GECKO (GEnome Comparison with K-mers Out-of-core) is a fast, modular application designed to identify collections of HSPs in a pairwise genome comparisons. By employing novel filtering and data storing strategies, it is able to compare genome-sized sequences in less time.
Manual
To use GECKO, simply upload two .fasta files and select these as Sequence X and as Sequence Y.
Once so, choose the parameters that best suit your comparison:
- Minimum length: This parameter is the minimum length in nucleotides for an HSP (similarity fragment) to be conserved. Any HSP below this length will be filtered out of the comparison. It is recommended to use around 40 bp for small organisms (e.g. bacterial mycoplasma or E. Coli) and around 100 bp or more for larger organisms (e.g. human chromosomes).
- Minimum similarity: This parameter is analogous to the minimum length, however, instead of length, the similarity is used as threshold.

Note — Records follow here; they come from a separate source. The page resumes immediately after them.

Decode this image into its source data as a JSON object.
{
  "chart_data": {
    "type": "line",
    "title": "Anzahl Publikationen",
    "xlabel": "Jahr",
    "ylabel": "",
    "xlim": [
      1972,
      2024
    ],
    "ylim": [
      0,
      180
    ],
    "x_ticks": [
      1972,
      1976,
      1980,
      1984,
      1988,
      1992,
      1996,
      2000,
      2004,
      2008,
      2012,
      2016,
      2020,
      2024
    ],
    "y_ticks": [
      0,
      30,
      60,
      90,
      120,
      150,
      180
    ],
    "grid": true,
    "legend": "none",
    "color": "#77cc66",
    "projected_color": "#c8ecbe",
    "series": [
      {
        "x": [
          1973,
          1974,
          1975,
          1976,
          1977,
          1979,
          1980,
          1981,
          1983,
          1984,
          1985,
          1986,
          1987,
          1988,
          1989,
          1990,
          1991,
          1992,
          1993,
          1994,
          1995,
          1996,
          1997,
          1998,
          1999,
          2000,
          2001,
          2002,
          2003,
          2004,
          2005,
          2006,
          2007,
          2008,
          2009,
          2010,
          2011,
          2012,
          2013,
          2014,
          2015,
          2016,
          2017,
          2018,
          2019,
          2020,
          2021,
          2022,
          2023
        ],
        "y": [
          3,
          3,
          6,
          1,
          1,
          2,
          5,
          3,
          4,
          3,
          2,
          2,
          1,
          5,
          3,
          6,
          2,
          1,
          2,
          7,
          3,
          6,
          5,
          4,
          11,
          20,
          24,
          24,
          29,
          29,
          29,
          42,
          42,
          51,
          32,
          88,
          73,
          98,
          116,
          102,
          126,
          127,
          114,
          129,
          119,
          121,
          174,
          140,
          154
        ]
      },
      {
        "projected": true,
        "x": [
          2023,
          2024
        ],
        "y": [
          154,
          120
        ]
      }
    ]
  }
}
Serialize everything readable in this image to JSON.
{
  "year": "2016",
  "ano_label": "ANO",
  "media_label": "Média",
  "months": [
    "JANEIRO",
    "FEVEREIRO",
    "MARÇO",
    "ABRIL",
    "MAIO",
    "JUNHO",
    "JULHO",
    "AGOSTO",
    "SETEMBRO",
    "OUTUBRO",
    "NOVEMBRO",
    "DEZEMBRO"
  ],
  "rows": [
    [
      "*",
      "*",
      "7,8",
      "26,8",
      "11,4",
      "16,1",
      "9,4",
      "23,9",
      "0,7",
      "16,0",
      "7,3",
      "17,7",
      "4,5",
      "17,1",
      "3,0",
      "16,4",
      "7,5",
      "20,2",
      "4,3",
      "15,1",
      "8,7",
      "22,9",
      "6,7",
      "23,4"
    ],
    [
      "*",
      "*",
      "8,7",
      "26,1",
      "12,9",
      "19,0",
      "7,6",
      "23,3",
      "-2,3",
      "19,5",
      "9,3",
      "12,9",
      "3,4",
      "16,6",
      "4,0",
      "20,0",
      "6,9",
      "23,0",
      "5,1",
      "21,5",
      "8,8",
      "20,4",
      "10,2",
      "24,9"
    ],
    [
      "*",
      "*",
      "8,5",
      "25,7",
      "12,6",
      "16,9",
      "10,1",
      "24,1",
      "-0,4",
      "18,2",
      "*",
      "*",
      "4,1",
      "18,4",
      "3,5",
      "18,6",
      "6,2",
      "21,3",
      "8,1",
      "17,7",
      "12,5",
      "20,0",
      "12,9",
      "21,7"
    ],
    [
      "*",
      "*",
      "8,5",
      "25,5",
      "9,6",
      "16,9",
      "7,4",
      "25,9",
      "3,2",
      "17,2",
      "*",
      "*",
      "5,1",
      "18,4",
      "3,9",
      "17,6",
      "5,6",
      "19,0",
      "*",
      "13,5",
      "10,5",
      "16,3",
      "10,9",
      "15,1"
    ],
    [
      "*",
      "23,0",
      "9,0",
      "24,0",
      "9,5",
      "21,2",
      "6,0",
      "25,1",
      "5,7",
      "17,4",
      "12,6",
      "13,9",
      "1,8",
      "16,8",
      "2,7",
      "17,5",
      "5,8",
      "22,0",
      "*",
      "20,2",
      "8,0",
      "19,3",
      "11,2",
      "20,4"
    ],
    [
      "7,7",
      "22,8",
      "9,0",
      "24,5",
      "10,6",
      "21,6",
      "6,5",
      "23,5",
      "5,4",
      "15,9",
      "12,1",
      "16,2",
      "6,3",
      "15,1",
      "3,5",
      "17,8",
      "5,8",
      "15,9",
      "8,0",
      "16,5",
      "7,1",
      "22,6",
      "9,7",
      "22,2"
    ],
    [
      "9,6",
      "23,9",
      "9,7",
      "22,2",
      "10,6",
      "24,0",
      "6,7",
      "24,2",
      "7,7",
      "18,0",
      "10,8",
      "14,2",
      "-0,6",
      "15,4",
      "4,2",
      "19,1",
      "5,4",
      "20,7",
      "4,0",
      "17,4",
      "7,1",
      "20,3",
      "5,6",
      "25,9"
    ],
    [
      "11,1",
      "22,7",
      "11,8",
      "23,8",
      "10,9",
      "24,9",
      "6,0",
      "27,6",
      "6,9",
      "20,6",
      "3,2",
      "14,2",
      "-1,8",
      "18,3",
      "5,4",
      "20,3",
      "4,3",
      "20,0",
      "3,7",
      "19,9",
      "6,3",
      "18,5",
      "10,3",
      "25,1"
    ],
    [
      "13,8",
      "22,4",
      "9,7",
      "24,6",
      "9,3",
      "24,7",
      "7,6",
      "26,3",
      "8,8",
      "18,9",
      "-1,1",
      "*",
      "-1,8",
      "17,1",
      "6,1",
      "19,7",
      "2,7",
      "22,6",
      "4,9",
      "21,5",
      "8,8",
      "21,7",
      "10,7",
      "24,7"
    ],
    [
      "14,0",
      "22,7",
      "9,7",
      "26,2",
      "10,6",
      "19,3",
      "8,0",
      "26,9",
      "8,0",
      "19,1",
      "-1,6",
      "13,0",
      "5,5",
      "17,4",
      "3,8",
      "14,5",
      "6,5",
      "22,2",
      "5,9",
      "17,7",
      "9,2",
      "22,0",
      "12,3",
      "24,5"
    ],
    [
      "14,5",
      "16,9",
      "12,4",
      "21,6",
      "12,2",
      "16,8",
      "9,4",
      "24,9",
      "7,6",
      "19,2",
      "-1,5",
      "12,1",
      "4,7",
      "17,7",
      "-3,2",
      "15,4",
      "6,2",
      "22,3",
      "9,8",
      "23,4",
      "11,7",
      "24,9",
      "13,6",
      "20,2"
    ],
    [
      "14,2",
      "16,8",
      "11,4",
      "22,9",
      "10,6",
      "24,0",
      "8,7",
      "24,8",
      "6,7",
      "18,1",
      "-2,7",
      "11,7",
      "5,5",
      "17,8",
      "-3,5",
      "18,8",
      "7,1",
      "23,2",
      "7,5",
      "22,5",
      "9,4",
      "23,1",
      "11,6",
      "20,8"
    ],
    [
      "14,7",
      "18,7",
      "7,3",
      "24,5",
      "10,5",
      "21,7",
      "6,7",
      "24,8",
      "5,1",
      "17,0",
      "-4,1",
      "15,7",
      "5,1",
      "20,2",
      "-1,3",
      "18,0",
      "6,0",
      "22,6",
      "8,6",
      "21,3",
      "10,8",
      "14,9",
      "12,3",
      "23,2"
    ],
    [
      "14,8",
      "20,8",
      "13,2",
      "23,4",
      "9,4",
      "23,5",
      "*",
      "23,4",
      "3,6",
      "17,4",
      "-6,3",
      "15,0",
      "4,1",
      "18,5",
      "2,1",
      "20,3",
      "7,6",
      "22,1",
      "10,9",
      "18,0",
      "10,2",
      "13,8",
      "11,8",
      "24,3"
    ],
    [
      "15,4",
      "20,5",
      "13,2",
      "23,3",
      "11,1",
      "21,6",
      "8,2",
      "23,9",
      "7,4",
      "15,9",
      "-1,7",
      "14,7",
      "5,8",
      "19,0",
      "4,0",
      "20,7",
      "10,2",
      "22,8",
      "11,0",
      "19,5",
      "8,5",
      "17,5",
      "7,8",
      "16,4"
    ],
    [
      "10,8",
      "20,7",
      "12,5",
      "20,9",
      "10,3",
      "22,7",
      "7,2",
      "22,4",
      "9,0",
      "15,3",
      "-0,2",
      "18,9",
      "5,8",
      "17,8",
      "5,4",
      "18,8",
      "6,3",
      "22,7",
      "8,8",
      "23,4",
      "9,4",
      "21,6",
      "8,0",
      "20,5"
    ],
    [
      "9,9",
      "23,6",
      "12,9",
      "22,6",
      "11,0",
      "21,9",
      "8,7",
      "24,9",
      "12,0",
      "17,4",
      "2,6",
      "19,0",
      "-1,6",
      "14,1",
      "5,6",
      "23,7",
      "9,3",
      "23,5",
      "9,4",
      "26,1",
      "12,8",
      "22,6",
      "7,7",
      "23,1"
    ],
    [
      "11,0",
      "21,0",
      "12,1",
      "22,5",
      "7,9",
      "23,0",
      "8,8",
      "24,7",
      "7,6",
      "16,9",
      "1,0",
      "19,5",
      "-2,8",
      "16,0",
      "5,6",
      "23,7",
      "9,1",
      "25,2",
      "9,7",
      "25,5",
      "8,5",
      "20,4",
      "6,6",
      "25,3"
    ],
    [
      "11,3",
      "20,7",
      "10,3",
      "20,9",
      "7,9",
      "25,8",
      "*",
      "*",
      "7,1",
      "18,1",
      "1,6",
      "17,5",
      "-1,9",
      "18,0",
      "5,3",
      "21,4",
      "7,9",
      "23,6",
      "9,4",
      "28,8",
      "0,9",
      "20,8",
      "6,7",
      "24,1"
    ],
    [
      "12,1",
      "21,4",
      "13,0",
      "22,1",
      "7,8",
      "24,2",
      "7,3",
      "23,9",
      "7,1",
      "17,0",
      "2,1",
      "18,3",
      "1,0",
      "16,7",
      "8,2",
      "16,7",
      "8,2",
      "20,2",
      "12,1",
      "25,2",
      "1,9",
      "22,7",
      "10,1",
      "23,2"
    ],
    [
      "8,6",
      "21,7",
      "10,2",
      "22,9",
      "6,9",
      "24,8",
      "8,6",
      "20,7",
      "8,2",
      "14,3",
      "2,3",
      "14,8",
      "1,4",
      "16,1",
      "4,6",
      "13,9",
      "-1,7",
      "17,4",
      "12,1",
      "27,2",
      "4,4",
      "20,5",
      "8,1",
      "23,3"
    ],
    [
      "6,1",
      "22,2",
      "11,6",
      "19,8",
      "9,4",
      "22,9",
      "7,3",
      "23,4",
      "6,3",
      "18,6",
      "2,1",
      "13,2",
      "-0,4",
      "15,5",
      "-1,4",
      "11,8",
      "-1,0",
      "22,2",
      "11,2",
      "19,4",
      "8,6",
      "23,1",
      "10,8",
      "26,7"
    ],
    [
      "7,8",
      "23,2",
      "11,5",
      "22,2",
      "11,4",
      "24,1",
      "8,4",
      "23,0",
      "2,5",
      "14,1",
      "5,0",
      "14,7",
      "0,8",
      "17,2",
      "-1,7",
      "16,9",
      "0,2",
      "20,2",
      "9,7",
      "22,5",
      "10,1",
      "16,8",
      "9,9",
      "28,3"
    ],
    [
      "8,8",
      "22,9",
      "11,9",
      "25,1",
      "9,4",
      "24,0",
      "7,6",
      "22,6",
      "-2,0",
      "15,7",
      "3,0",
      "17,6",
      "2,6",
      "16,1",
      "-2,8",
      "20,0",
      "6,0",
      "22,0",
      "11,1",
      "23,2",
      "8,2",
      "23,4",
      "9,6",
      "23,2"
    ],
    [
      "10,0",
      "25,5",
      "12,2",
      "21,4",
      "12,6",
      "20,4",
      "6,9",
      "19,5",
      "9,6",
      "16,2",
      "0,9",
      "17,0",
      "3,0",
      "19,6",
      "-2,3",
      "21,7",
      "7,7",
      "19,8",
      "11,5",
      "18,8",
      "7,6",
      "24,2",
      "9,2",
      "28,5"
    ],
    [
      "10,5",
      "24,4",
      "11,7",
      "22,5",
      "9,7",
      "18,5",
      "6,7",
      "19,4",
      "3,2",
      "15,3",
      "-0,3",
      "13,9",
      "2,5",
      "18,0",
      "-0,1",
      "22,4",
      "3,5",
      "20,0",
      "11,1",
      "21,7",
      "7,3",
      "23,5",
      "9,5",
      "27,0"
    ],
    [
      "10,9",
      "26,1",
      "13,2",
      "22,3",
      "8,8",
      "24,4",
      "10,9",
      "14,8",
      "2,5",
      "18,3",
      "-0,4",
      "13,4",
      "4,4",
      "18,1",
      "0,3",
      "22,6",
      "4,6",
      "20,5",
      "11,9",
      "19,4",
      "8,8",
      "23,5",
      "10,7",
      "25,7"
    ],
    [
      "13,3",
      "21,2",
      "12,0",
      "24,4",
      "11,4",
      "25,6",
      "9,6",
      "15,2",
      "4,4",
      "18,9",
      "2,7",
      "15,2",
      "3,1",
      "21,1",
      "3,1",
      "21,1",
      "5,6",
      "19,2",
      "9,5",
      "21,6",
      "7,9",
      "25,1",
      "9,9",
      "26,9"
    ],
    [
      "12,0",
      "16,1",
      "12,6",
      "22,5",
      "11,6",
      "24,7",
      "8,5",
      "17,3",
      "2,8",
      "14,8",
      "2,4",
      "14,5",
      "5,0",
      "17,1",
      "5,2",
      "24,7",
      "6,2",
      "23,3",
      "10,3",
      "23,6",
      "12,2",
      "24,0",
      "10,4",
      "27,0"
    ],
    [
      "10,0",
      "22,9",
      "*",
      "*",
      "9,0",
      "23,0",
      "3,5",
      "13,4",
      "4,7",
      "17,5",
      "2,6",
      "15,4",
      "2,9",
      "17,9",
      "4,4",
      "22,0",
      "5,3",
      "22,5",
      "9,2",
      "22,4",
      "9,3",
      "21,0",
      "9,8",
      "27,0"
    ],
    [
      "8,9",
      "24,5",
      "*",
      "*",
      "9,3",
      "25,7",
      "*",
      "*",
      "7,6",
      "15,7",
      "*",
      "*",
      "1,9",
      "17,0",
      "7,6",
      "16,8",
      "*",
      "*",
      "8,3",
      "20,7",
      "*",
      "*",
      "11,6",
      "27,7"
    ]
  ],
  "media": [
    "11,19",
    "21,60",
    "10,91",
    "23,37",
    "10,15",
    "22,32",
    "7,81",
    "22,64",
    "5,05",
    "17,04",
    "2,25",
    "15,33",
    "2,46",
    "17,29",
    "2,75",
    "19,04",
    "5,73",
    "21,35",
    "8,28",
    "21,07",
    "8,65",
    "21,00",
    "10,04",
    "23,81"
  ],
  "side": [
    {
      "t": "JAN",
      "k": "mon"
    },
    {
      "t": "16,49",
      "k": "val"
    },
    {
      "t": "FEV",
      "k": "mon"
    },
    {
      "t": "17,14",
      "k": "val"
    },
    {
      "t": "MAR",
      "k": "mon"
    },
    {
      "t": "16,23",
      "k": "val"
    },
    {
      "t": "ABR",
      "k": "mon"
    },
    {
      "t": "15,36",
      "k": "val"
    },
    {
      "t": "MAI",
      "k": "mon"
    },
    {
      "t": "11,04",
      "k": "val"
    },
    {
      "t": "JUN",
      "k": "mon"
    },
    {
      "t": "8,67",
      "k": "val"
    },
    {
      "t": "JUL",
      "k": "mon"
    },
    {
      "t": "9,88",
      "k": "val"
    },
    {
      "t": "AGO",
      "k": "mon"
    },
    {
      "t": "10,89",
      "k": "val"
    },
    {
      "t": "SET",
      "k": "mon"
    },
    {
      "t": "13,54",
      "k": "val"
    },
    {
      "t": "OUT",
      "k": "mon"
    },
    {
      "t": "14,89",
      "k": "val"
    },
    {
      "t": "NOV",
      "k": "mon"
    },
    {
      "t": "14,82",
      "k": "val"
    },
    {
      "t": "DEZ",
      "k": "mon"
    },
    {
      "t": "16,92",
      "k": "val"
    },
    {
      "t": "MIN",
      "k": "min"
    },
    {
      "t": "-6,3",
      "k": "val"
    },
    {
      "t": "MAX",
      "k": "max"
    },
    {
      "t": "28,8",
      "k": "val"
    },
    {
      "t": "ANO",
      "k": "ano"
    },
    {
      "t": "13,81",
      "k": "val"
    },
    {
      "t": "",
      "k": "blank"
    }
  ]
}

The similarity is calculated as the score attained by an HSP divided by the maximum possible score. Use values above 50 to filter noise.
- Word length: This parameter is the seed size used to find HSPs. A smaller seed size will increase sensitivity and decrease performance, whereas a larger seed size will decrease sensitivity and increase performance. Recommended values are 12 or 16 for smaller organisms and 32 for larger organisms. These values must be multiples of 4.